Entretanto, foi a opção legislativa. E é preciso notar que apenas a figura do furto com emprego de explosivo (artigo 155, §4º.–A, CP) é erigida a crime hediondo, não o furto que tem por objeto material explosivo (artigo 155, §7º., CP).

E aqui se encontra outra anomalia inaceitável promovida pela suposta “Lei Anticrime”. O furto com emprego de explosivo é considerado crime hediondo. Já o roubo com emprego de explosivo (artigo 157, §2º.–A, II, CP) não é considerado como crime hediondo! Nem é preciso explicar como a proporcionalidade, razoabilidade e até a racionalidade legal foram aviltadas por esse tratamento absurdo.

Obviamente a qualificação hedionda não pode retroagir a casos anteriores à vigência da Lei 13.964/19, pois que se trata de novatio legis in pejus.

 


6-A AMPLIAÇÃO DO PARÁGRAFO ÚNICO DO ARTIGO 1º. DA LEI 8.072/90

 

A Lei 13.964/19 altera e amplia o rol de crimes hediondos previstos no Parágrafo Único, do artigo 1º., da Lei 8.072/90.

Mantém intacta a previsão do Genocídio (artigos 1º., 2º. e 3º. da Lei 2.889/56) como modalidade de crime hediondo.

Também mantém previsão do crime previsto no artigo 16, da Lei 10.826/03 (Estatuto do Desarmamento) como hediondo.

Neste ponto, perdeu, o legislador, a oportunidade de esclarecer se está se referindo somente ao caput do artigo 16, do Estatuto do Desarmamento ou também às figuras equiparadas do seu antigo parágrafo único, hoje §1º., o que tem, desde a sua primeira previsão pela Lei 13.497/17, gerado grande polêmica. [6]

Para melhor compreender as complicações promovidas pela novel legislação em relação a essa infração, é oportuno observar a estrutura do crime previsto no artigo 16, do Estatuto do Desarmamento.

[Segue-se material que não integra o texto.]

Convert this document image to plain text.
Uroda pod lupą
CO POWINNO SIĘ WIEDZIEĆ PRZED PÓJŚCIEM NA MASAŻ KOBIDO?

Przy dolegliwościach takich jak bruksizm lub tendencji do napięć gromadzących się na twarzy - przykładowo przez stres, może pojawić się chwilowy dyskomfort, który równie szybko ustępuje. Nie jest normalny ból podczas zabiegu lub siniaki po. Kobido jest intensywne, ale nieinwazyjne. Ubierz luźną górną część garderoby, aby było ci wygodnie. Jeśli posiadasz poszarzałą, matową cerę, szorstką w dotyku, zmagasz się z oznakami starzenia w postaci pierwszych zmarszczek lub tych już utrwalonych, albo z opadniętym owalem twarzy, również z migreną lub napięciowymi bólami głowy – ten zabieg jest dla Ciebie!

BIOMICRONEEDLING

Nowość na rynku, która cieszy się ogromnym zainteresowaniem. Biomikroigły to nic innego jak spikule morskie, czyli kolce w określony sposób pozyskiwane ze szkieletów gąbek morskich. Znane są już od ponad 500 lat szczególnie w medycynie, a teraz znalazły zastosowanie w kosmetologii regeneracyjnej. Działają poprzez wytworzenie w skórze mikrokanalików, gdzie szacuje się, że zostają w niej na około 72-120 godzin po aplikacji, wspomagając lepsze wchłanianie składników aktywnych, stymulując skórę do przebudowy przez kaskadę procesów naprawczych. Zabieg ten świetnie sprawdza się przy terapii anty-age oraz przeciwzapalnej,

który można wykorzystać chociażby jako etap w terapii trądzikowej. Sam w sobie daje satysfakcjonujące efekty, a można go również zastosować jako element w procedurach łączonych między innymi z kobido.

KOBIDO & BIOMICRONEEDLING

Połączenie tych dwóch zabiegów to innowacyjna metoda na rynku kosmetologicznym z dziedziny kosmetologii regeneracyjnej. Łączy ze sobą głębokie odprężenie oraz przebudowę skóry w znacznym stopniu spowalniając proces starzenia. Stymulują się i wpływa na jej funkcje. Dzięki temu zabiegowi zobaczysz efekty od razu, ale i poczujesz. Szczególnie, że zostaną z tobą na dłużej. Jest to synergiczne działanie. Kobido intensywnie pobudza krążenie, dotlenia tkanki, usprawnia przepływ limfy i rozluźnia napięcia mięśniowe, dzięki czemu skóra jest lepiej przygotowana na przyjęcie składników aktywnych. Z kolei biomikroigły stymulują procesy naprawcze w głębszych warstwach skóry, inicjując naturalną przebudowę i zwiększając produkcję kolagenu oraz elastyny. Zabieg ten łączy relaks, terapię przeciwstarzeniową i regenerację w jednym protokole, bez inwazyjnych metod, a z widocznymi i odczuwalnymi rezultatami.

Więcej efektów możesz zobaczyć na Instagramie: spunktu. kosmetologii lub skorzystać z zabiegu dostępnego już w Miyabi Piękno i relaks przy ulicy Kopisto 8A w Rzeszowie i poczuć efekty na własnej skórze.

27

Em sua redação original, o Estatuto cunhou esse crime estruturando no caput, dentre outras condutas, a de possuir ou portar arma de fogo, acessório ou munição de uso proibido ou restrito, ao passo que no parágrafo único algumas condutas semelhantes, porém nem sempre tendo como objeto material arma de fogo, acessório ou munição de uso proibido ou restrito (como é o caso do inciso IV, que tratava de qualquer arma de fogo (de uso permitido, proibido ou restrito), quando ostentar numeração suprimida, adulterada ou raspada). Para tanto, valeu-se da expressão “nas mesmas penas incorre”, para dar, às condutas previstas no parágrafo, o mesmo tratamento dado aquelas previstas na cabeça do artigo.

Nenhum deles era hediondo desde 2003.

Em 2017, o legislador resolveu conduzir o crime de “posse ou porte ilegal de arma de fogo de uso restrito, previsto no artigo 16, da Lei 10.826, de 22 de dezembro de 2003”. Foi assim que o legislador conduziu esse delito ao status de hediondo.

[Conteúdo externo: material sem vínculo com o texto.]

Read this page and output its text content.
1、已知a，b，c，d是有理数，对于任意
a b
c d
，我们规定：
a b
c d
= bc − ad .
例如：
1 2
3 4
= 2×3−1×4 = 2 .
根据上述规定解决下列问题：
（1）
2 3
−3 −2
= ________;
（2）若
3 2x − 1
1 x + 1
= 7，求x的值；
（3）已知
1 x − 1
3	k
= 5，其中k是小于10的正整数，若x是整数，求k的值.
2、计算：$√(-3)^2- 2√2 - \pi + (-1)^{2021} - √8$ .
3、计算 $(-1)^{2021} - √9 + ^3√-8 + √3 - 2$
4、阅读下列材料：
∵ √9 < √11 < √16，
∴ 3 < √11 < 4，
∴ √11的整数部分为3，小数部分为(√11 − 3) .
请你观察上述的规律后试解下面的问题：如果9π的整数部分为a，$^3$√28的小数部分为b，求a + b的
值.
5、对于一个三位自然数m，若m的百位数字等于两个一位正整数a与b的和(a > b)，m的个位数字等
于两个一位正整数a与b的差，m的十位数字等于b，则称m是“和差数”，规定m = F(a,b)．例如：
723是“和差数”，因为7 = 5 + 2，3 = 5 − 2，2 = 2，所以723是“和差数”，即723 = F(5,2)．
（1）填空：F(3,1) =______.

Agora, em 2019, ele modificou o Estatuto do Desarmamento para:

  1. Excluir do caput, do artigo 16, arma de fogo, acessório ou munição de uso proibido (O caput passou a tratar apenas de armas e acessórios de uso restrito)
  2. Dividir o então parágrafo único em dois parágrafos, ficando o primeiro com a mesma redação e o segundo para tratar das mesmas condutas previstas no caput e no parágrafo primeiro, agora como uma forma qualificada se o objeto material for arma de fogo (não tratou de acessórios nem munições) de uso proibido.

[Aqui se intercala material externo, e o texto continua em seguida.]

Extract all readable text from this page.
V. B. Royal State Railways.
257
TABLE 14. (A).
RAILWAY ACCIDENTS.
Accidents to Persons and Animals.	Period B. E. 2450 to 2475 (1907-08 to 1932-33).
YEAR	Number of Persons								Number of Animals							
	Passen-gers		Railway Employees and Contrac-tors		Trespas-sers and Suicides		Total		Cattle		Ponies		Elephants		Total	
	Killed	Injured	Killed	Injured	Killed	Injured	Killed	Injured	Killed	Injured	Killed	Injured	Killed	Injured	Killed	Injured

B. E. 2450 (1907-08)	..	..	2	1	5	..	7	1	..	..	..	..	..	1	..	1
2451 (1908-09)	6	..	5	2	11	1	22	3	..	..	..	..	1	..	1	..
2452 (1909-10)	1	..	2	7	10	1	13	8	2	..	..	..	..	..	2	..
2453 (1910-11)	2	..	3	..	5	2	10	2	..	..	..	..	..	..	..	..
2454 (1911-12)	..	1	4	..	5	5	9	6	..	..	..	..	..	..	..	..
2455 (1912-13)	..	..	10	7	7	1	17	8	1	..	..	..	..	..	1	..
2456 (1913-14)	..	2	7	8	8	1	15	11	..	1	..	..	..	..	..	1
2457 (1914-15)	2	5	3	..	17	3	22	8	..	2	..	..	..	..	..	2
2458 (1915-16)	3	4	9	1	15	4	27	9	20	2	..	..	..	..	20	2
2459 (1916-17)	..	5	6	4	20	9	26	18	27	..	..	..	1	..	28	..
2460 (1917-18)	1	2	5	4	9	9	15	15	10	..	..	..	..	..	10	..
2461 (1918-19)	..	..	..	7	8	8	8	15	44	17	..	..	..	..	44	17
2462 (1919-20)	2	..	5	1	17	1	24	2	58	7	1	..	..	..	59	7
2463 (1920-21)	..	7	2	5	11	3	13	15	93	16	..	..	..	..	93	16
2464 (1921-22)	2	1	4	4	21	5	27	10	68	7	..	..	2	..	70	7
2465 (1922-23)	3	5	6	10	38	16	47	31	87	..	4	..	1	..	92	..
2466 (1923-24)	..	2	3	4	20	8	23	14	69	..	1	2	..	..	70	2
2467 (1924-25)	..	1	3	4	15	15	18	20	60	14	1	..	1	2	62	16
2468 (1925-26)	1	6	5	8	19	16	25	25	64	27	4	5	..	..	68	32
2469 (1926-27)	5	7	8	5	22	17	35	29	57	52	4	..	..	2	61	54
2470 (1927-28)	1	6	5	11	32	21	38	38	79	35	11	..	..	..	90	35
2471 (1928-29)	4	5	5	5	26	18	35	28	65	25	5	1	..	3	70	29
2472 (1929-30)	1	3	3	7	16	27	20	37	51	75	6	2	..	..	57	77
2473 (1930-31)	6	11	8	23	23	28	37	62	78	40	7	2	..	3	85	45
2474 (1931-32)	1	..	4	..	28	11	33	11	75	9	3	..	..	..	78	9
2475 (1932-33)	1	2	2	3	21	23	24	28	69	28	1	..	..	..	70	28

Modificou, ainda, a Lei dos Crimes Hediondos, para prever com tal o crime de “posse ou porte ilegal de arma de fogo de uso proibido, previsto no artigo 16, da Lei 10.826, de 22 de dezembro de 2003”.

Feitas essas observações prévias, começam as questões controvertidas em torno do “pacote anticrime”.

Entendemos que a reiteração da redação fazendo referência somente ao artigo 16 sem menção do seu atual §1º. e incisos aparenta reforçar a tese de que somente será considerada como hedionda a figura do caput e não as equiparadas. Quisesse de outra forma, o legislador poderia ter constado agora expressamente do texto o §1º. e incisos, mesmo porque todos são cientes da polêmica surgida.

Entretanto, ao alterar a redação do artigo 16, da Lei 10.826/03, substituindo o antigo parágrafo único e incisos por um §1º. e incisos, bem como criando um novo §2º., para tratar da qualificadora para armas de uso proibido, outra tonalidade é atribuída à questão.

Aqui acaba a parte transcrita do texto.